Über die letzten Jahre wurde das Augenmerk vor allem auf die Entwicklung von energieeffizienten Gebäuden im Betrieb gerichtet. Die beeindruckenden Auswirkungen dieser Maßnahmen zeigen sich recht anschaulich in der folgenden Grafik. Deutlich wird jedoch auch, dass der Anteil der verbauten Emissionen künftig vor allem bei Neubauten eine immer größere Rolle spielen wird.
Wagen wir einen Blick auf die größten Emittenten innerhalb der Gruppe der materialgebundenen Emissionen, die Beeinflussungsfaktoren und Lösungsansätze.
Der größte Einflussfaktor mit ca. 70 % ist der Rohbau eines Gebäudes, gefolgt von der Fassade. Einen vergleichsweise geringen Anteil macht der Innenausbau aus.4 Der massive Einsatz vom Material, die energieintensive Produktion von Baustoffen und der Transport der Baustoffe zur Baustelle sind wesentliche Faktoren für den CO2-Fußabdruck des Rohbaus.
Folgende (kombinierbare) Lösungsansätze, um die materialgebundenen Emissionen zu reduzieren, sind zielführend:
Suffizienz – So viel um:bauen wie wirklich gebraucht wird: Die Reduktion von gebauter und genutzter Fläche ist einer der größten Hebel. So kann der CO2-Fußabdruck sowohl in der Errichtung als auch im späteren Betrieb ordentlich verkleinert werden: Durch jeden nicht gebauten Quadratmeter werden ca. 500-600 kg CO2-Äquivalente eingespart.5 6
Raum über Generationen hinweg nutzen: Durch die Nutzung leerstehender Immobilien und Sanierung von Bestandsimmobilien können Neubauten vermieden und bereits Gebautes lange im Lebenszyklus gehalten werden. Ist ein Gebäudeabbruch unumgänglich, müssen Gebäudeteile möglichst ausgebaut und im Neubau wiederverwendet werden. Hier steckt enormes ungenutztes Potenzial: In Österreich werden über 60 % der Gesamtabfälle der Bauindustrie zugeschrieben.7
Gebäude als Teil der Wertstoffkette konstruieren: Insbesondere Bürogebäude werden häufig in CO2-intensiver Stahlbetonbauweise errichtet. Obwohl der Holzbau eine drastische Reduzierung der CO2-Emissionen (zwischen 30-70 %) ermöglicht, bringt er auch Herausforderungen mit sich: Eine Deckung des derzeitigen globalen Bauvolumens durch Holz aus nachhaltiger Forstwirtschaft ist nicht realisierbar.8
Die vermehrte Verwendung von ökologisch verträglichen, regionalen Baustoffen wie Stroh oder Lehm neben Recycling-Materialien führt zu einer Reduzierung des CO2-Fußabdrucks der Konstruktion. Unweigerlich ist in den kommenden Jahren auch verstärkt die Forschung nach CO2-reduzierten Materialien gefragt.

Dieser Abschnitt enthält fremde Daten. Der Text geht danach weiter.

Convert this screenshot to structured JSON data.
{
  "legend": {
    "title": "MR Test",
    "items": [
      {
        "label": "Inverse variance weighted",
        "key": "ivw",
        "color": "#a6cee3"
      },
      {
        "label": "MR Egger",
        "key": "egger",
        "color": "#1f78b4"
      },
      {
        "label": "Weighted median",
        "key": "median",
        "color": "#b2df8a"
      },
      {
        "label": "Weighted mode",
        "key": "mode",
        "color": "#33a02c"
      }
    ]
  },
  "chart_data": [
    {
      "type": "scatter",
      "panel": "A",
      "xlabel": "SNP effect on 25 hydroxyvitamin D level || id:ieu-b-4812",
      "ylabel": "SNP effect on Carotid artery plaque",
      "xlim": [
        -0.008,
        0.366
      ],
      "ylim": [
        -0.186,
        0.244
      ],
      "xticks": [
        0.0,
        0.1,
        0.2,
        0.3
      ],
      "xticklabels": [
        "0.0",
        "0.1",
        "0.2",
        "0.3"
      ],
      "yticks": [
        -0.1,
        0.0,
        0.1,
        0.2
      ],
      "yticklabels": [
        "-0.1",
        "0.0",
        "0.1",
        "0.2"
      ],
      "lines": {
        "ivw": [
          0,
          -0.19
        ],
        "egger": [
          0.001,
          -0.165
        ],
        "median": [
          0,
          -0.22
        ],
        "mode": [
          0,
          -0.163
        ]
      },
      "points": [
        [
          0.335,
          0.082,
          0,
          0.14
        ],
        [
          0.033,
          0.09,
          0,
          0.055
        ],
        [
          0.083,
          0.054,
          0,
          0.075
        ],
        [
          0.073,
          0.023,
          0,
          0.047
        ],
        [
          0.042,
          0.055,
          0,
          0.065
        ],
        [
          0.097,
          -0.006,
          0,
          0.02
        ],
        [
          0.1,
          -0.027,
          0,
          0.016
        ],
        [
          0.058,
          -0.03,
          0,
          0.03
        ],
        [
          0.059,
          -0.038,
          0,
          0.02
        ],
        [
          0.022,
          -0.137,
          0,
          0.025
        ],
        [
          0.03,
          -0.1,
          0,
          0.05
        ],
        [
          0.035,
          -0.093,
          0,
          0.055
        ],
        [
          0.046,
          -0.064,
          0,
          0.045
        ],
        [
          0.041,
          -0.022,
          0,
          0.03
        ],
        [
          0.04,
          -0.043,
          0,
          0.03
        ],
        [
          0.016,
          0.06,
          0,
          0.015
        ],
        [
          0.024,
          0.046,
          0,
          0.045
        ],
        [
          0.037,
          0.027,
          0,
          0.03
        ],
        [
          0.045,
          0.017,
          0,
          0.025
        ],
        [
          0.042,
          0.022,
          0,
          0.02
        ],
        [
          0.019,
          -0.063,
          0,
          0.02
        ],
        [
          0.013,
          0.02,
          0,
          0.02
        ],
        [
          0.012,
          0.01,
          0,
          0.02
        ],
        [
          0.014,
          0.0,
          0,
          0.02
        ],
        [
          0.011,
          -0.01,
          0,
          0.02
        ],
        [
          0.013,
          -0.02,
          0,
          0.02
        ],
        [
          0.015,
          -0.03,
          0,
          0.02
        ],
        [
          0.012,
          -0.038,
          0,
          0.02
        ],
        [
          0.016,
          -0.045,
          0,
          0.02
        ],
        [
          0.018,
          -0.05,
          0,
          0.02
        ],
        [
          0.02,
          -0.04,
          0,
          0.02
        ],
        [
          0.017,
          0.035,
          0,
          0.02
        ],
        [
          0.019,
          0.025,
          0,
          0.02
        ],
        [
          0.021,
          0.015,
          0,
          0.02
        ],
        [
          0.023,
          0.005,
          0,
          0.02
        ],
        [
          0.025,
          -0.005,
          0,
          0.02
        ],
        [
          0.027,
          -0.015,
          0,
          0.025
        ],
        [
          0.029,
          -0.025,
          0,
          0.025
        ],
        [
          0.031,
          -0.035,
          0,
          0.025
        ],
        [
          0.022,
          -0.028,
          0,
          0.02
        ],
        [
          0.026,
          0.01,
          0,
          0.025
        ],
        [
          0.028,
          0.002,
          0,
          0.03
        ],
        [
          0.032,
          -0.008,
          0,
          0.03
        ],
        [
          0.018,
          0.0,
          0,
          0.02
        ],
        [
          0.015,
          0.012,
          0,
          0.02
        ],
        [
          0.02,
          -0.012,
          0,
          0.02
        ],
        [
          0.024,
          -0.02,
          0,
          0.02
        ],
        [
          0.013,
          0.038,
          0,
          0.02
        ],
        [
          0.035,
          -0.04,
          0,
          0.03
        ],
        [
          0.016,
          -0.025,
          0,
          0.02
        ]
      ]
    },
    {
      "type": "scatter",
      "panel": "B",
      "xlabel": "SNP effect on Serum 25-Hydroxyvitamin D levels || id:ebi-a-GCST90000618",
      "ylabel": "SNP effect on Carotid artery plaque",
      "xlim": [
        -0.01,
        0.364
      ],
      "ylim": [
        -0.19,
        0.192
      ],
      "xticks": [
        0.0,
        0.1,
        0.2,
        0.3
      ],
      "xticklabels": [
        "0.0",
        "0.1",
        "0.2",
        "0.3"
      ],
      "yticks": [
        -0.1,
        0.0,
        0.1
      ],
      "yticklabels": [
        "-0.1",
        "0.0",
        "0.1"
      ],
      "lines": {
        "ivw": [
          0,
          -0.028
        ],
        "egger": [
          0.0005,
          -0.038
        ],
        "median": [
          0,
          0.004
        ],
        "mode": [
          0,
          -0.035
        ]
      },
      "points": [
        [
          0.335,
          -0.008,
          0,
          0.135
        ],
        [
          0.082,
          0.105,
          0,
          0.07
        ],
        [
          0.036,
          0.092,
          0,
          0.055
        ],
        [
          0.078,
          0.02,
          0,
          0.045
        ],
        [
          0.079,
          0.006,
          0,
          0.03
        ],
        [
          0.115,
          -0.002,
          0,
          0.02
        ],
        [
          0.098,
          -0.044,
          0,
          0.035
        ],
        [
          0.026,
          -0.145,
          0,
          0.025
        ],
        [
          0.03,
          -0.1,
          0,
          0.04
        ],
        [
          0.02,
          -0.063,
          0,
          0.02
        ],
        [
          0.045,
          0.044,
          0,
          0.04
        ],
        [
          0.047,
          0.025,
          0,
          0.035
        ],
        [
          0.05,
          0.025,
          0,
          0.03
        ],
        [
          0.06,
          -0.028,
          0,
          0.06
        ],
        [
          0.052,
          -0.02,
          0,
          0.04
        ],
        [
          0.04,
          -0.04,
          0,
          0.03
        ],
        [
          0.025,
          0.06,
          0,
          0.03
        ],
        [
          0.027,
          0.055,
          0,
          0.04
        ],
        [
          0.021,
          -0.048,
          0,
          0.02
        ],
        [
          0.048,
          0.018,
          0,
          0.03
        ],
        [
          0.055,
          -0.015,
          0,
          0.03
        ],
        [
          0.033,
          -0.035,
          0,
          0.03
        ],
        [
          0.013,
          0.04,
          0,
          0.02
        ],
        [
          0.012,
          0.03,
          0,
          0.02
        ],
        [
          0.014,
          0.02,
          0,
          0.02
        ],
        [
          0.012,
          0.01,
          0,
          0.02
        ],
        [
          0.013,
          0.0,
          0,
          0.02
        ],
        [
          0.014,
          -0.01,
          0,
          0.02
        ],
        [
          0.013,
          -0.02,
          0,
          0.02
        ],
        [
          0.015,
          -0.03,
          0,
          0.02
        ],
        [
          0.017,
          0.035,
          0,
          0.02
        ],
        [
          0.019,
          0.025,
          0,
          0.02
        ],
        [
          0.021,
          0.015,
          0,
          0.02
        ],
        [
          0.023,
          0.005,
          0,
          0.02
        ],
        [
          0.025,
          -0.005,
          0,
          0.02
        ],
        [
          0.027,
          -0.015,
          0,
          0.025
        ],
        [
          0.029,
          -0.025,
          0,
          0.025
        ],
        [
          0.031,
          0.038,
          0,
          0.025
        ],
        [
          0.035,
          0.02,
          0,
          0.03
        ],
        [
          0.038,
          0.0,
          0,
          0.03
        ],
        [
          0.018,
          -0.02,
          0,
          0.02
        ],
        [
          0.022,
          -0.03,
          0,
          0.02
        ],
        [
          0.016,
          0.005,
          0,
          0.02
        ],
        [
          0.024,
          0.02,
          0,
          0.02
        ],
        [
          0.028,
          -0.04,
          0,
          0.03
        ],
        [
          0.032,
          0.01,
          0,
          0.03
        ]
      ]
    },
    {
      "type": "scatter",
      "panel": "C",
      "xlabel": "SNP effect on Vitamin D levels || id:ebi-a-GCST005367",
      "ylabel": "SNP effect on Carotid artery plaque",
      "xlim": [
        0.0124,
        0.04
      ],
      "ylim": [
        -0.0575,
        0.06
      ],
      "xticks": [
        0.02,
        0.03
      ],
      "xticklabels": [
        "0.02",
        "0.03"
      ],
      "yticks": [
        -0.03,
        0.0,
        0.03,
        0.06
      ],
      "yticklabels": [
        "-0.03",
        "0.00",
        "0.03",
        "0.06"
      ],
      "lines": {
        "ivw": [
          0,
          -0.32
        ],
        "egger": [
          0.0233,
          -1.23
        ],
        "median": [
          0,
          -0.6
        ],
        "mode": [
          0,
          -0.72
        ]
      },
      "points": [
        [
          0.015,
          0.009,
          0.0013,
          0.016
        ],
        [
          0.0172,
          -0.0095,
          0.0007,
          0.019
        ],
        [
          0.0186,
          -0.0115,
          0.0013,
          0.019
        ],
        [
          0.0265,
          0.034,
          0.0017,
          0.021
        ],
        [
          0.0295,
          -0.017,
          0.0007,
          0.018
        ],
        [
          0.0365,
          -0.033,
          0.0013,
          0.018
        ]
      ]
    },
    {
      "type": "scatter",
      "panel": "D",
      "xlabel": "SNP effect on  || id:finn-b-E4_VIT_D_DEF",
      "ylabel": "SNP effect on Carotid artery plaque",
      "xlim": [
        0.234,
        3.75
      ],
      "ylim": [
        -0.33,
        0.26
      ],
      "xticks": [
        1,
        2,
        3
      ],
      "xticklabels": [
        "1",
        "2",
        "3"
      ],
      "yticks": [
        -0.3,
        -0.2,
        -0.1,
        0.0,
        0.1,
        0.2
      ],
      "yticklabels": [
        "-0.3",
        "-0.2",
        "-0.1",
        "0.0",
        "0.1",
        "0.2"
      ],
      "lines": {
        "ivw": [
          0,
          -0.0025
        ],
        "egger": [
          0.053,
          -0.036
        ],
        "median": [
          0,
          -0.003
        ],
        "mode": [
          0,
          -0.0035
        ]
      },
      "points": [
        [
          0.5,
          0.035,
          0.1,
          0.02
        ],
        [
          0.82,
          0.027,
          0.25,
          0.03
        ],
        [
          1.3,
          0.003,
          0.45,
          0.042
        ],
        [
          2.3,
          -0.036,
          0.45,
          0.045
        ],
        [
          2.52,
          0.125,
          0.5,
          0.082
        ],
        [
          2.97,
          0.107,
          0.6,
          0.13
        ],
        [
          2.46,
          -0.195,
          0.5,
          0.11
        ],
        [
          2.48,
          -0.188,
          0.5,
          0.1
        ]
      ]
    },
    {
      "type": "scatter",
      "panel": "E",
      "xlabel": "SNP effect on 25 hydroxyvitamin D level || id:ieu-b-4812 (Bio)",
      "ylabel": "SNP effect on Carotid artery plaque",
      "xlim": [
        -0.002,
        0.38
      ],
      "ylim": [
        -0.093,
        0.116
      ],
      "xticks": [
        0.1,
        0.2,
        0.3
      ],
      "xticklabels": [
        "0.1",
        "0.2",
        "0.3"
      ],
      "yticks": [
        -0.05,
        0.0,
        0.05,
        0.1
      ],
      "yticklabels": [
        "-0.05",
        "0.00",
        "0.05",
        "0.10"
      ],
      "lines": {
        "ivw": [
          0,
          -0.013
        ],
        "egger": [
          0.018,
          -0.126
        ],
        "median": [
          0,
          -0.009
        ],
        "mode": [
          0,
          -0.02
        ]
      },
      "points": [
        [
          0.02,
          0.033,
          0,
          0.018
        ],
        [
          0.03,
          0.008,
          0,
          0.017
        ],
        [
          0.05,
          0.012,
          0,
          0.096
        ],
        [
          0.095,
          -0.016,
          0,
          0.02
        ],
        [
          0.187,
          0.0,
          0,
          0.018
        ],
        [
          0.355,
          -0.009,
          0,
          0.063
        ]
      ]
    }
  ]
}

Laufende Klimaveränderungen berücksichtigen: Ein häufig unterschätzter Parameter ist die Optimierung von Design und Konstruktion. Ein gut durchdachtes Design zielt auf eine effiziente Traglastverteilung ab, um den Ressourceneinsatz zu minimieren und maximiert den Nutzen von natürlicher Belichtung und Belüftung, um eine energieeffiziente spätere Nutzung zu ermöglichen.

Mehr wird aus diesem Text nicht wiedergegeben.